Read the river. Bring curiosity to flow. There is a magic here to collect and study and work.
It’s good to be back.
A Year of Sacred Attendance
(link in bio)
1/365
#tenderyear
#challengethebinary
#tenderyearfortenderqueers #100loveletters
This is my first post in the
#tenderyear, and my first
#challengethebinary Sunday post. You can read more about the project here –
https://tiffanysostar.com/welcome-tenderyear/
I have a long list of binaries I’d like to explore over this year of Sundays. As I tried to figure out which would be *just right* for this first post, I realized that the pressure I was putting on myself to get it right, to make the right first impression, to say something profound, to make some kind of meaningful art, to have a perfect first post – that pressure was squishing the joy out of the project for me.
I had a busy day, have had a busy weekend, have had a busy week, have had a busy summer. This Tender Year / Year of Attendance work feels so important to me, and I am so excited about it, but my own internalized ideas about what “good work” means is in conflict with my sense of tiredness and general overwhelm, and what happens in the middle is not the productive, profound, generative new space that Venn Diagrams can highlight. It is, instead, a squished, cramped, claustrophobic place.

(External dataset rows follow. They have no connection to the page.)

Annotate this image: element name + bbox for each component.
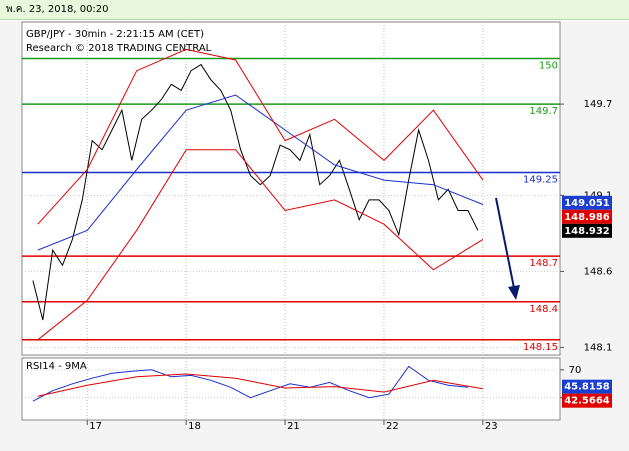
level-label: 149.25 [523, 175, 558, 186]
series-line [32, 63, 479, 321]
series-line [32, 365, 469, 402]
x-tick-label: 17 [89, 421, 102, 432]
x-tick-label: 23 [485, 421, 498, 432]
price-tag-label: 45.8158 [564, 382, 610, 393]
series-line [37, 48, 484, 225]
x-tick-label: 18 [188, 421, 201, 432]
price-tag [562, 379, 612, 394]
price-tag-label: 148.932 [564, 226, 610, 237]
price-tag-label: 42.5664 [564, 396, 610, 407]
price-tag [562, 209, 612, 224]
price-tag-label: 148.986 [564, 212, 610, 223]
rsi-title: RSI14 - 9MA [26, 361, 87, 372]
x-tick-label: 21 [287, 421, 300, 432]
series-line [37, 149, 484, 341]
forecast-arrowhead [508, 285, 520, 300]
y-tick-label: 149.7 [584, 99, 613, 110]
x-tick-label: 22 [386, 421, 399, 432]
chart-subtitle: Research © 2018 TRADING CENTRAL [26, 43, 212, 54]
level-label: 148.7 [529, 258, 558, 269]
price-tag [562, 223, 612, 238]
level-label: 149.7 [529, 106, 558, 117]
y-tick-label: 148.6 [584, 266, 613, 277]
price-panel [21, 21, 561, 356]
price-tag [562, 195, 612, 210]
series-line [37, 94, 484, 251]
chart-title: GBP/JPY - 30min - 2:21:15 AM (CET) [26, 29, 204, 40]
header-bar: พ.ค. 23, 2018, 00:20 [0, 0, 629, 20]
y-tick-label: 70 [569, 365, 582, 376]
level-label: 148.15 [523, 342, 558, 353]
y-tick-label: 148.1 [584, 342, 613, 353]
series-line [37, 373, 483, 397]
level-label: 148.4 [529, 304, 558, 315]
rsi-panel [21, 357, 561, 421]
forecast-arrow [495, 197, 515, 289]
price-tag [562, 393, 612, 408]
level-label: 150 [539, 60, 558, 71]
price-tag-label: 149.051 [564, 198, 610, 209]
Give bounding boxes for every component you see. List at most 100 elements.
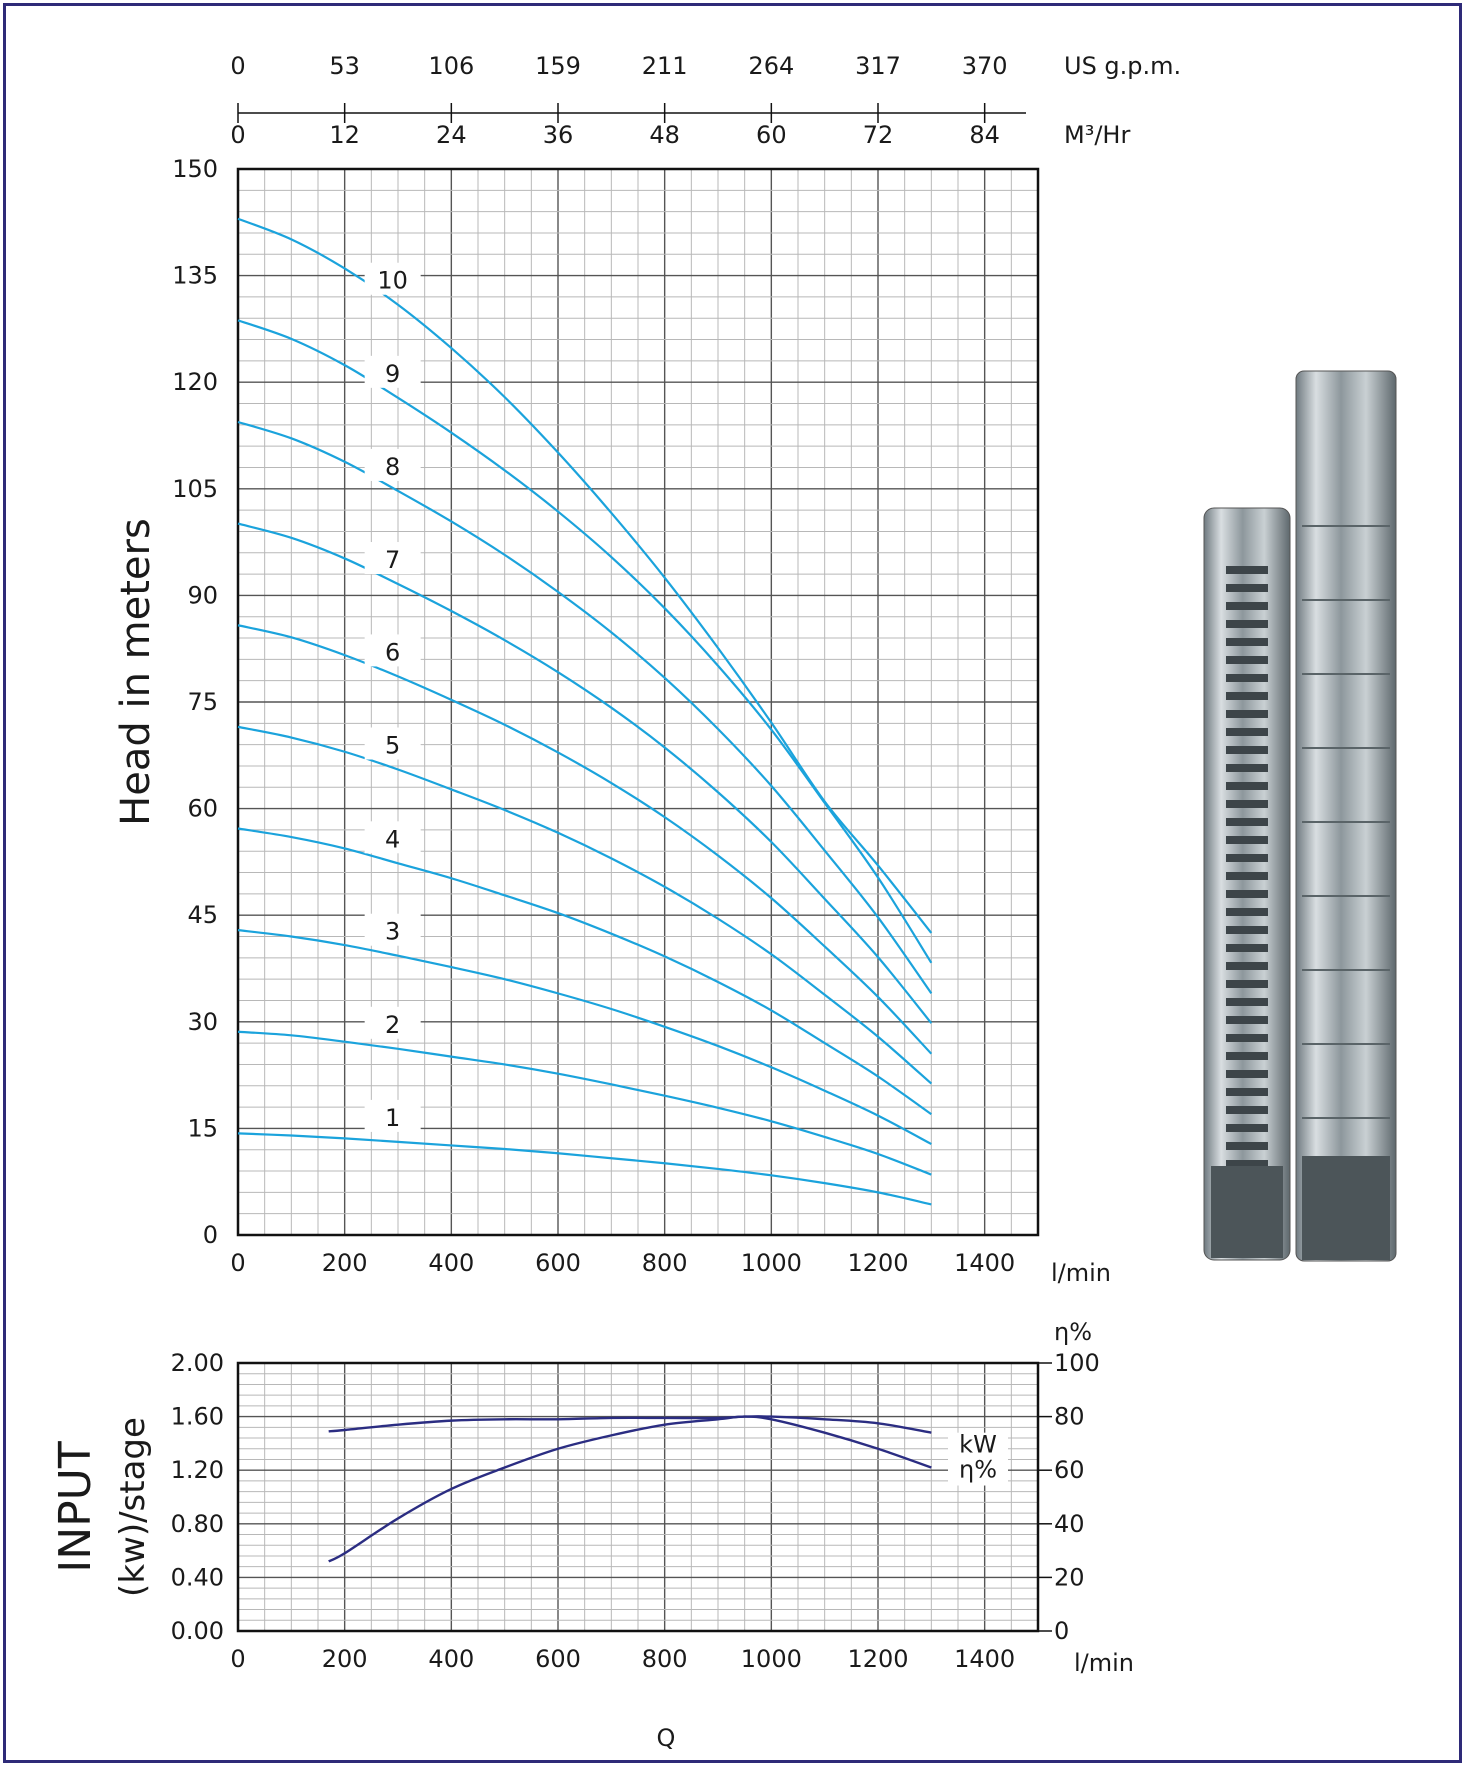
curve-label: 10	[377, 267, 408, 295]
x-tick-label: 0	[230, 1645, 245, 1673]
top-axis-tick-label: 72	[863, 121, 894, 149]
right-axis-title: η%	[1054, 1318, 1092, 1346]
small-pump-slot	[1226, 638, 1268, 646]
x-tick-label: 200	[322, 1249, 368, 1277]
series-curve-efficiency	[328, 1415, 932, 1563]
small-pump-slot	[1226, 1160, 1268, 1168]
y-tick-label: 150	[172, 155, 218, 183]
curve-label-bg	[364, 913, 421, 946]
y-axis-title-line2: (kw)/stage	[113, 1417, 153, 1597]
curve-label: 9	[385, 360, 400, 388]
small-pump-slot	[1226, 944, 1268, 952]
small-pump-slot	[1226, 602, 1268, 610]
large-pump-body	[1295, 370, 1397, 1262]
curve-label-bg	[364, 355, 421, 388]
top-axis-tick-label: 53	[329, 52, 360, 80]
small-pump-body	[1203, 507, 1291, 1261]
head-curve-stage-8	[237, 420, 933, 995]
head-curve-stage-5	[237, 725, 933, 1085]
small-pump-slot	[1226, 836, 1268, 844]
curve-label-bg	[364, 727, 421, 760]
top-axis-tick-label: 48	[649, 121, 680, 149]
y-tick-label: 60	[187, 795, 218, 823]
x-tick-label: 1400	[954, 1645, 1015, 1673]
right-tick-label: 80	[1054, 1403, 1085, 1431]
small-pump-slot	[1226, 1070, 1268, 1078]
y-tick-label: 15	[187, 1114, 218, 1142]
curve-label: 6	[385, 638, 400, 666]
right-tick-label: 40	[1054, 1510, 1085, 1538]
curve-label-bg	[364, 542, 421, 575]
small-pump-slot	[1226, 998, 1268, 1006]
curve-label-bg	[364, 262, 421, 295]
y-tick-label: 90	[187, 581, 218, 609]
series-label-bg	[948, 1457, 1008, 1486]
x-tick-label: 0	[230, 1249, 245, 1277]
x-tick-label: 400	[428, 1645, 474, 1673]
small-pump-slot	[1226, 854, 1268, 862]
y-tick-label: 1.60	[171, 1403, 224, 1431]
y-tick-label: 45	[187, 901, 218, 929]
small-pump-slot	[1226, 1142, 1268, 1150]
small-pump-slot	[1226, 764, 1268, 772]
top-axis-tick-label: 159	[535, 52, 581, 80]
head-plot-frame	[236, 167, 1040, 1237]
x-tick-label: 400	[428, 1249, 474, 1277]
curve-label-bg	[364, 634, 421, 667]
y-tick-label: 105	[172, 475, 218, 503]
small-pump-slot	[1226, 872, 1268, 880]
head-curve-stage-3	[237, 929, 932, 1146]
right-tick-label: 100	[1054, 1349, 1100, 1377]
top-axis-tick-label: 60	[756, 121, 787, 149]
large-pump-base	[1302, 1156, 1390, 1260]
x-axis-unit: l/min	[1051, 1259, 1111, 1287]
small-pump-slot	[1226, 746, 1268, 754]
small-pump-slot	[1226, 980, 1268, 988]
small-pump-slot	[1226, 584, 1268, 592]
right-tick-label: 0	[1054, 1617, 1069, 1645]
right-tick-label: 60	[1054, 1456, 1085, 1484]
small-pump-slot	[1226, 818, 1268, 826]
curve-label-bg	[364, 448, 421, 481]
right-tick-label: 20	[1054, 1563, 1085, 1591]
curve-label: 7	[385, 546, 400, 574]
x-axis-unit: l/min	[1074, 1649, 1134, 1677]
curve-label: 2	[385, 1011, 400, 1039]
curve-label-bg	[364, 1006, 421, 1039]
small-pump-slot	[1226, 1016, 1268, 1024]
x-tick-label: 800	[642, 1645, 688, 1673]
curve-label: 5	[385, 732, 400, 760]
top-axis-unit: US g.p.m.	[1064, 52, 1181, 80]
y-tick-label: 30	[187, 1008, 218, 1036]
y-tick-label: 0.40	[171, 1563, 224, 1591]
small-pump-base	[1211, 1166, 1283, 1258]
curve-label: 4	[385, 825, 400, 853]
small-pump-slot	[1226, 1034, 1268, 1042]
series-label: kW	[959, 1431, 997, 1459]
small-pump-slot	[1226, 890, 1268, 898]
head-curve-stage-1	[237, 1132, 932, 1206]
x-tick-label: 1000	[741, 1645, 802, 1673]
small-pump-slot	[1226, 800, 1268, 808]
x-tick-label: 600	[535, 1249, 581, 1277]
y-tick-label: 2.00	[171, 1349, 224, 1377]
series-label: η%	[959, 1456, 997, 1484]
head-curve-stage-7	[237, 522, 933, 1024]
small-pump-slot	[1226, 674, 1268, 682]
x-tick-label: 600	[535, 1645, 581, 1673]
series-curve-kw	[328, 1415, 932, 1434]
top-axis-tick-label: 84	[969, 121, 1000, 149]
small-pump-slot	[1226, 1124, 1268, 1132]
top-axis-tick-label: 12	[329, 121, 360, 149]
top-axis-tick-label: 370	[962, 52, 1008, 80]
head-curve-stage-2	[237, 1030, 932, 1176]
curve-label-bg	[364, 821, 421, 854]
datasheet-page: 0 15 30 45 60 75 90 105 120 135 150 0 200 400 600 800 10…	[3, 3, 1462, 1763]
small-pump-slot	[1226, 962, 1268, 970]
small-pump-slot	[1226, 656, 1268, 664]
y-tick-label: 0.00	[171, 1617, 224, 1645]
x-tick-label: 1400	[954, 1249, 1015, 1277]
small-pump-slot	[1226, 692, 1268, 700]
curve-label: 3	[385, 918, 400, 946]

I think that this is actually a perfect start to this project, because what I need from the Tender Year is not just more work. What I need is better work, more holistic work, more wholehearted work. I need tenderness. I need to attend to the tiredness. I need to find a way to feel less cramped and squished in the creation of project-focused work.
This is a perfect diagram for where I’m at today, and an indication of where I can focus my energy to change this pattern. Or, at least, an indication of the pattern. And identifying the pattern is a great first step.
Even if you’re identifying a pattern you’ve identified a dozen times before, it’s still a good step.
Image description: On the left, a stick figure labeled ‘My tiredness and general overwhelm’ pushes a red ball labeled ‘Something.’ On the right, a stick figure labeled “My desire to do good work’ pushes a blue ball labeled ‘Something Else.’ In the middle, a purple area of overlap is labeled ‘Some other thing’ and a small stick figure it caught between the balls and labeled ‘My sense of enthusiasm and agency being squished.’ There is a text box on the bottom left that says ‘#tenderyear’ and a small Tiffany Sostar logo on the bottom right.